Page MenuHomePhabricator

[AArch64][SVE] Add missing unwind info for SVE registers.
ClosedPublic

Authored by sdesmalen on Jul 17 2020, 9:45 AM.

Details

Summary

This patch adds a CFI entry for each SVE callee saved register
that needs unwind info at an offset from the CFA. The offset is
a DWARF expression because the offset is partly scalable.

The CFI entries only cover a subset of the SVE callee-saves and
only encodes the lower 64-bits, thus implementing the lowest
common denominator ABI. Existing unwinders may support VG but
only restore the lower 64-bits.

Diff Detail

Event Timeline

sdesmalen created this revision.Jul 17 2020, 9:45 AM
Herald added a project: Restricted Project. · View Herald Transcript

I'm confused by the stack layout involved here. SVE registers should never be callee-save. The ABI says we're only supposed to save the low 64 bits.

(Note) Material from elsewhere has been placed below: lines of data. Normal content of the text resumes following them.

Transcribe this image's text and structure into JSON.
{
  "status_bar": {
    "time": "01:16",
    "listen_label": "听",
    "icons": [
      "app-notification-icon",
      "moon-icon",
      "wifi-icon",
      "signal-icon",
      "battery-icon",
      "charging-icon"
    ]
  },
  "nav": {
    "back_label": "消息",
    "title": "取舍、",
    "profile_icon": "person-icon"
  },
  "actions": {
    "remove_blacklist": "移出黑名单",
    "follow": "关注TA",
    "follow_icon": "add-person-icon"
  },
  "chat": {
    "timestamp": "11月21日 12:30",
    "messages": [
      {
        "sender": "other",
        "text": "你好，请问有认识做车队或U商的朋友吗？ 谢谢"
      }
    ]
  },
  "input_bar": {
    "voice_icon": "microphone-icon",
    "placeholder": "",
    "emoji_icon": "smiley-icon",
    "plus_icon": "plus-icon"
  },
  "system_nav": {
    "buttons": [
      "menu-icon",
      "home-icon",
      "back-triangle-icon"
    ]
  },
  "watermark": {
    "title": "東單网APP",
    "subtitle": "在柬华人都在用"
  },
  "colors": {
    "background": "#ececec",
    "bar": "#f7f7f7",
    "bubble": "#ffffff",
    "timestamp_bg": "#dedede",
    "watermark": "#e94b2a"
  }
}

llvm/lib/Target/AArch64/AArch64FrameLowering.cpp
478

Can you use a SmallString here, so you don't have to do weird pointer casts?

sdesmalen updated this revision to Diff 279486.Jul 21 2020, 4:48 AM
sdesmalen marked an inline comment as done.

Use SmallString instead of SmallVector<uint8_t>.

I'm confused by the stack layout involved here. SVE registers should never be callee-save. The ABI says we're only supposed to save the low 64 bits.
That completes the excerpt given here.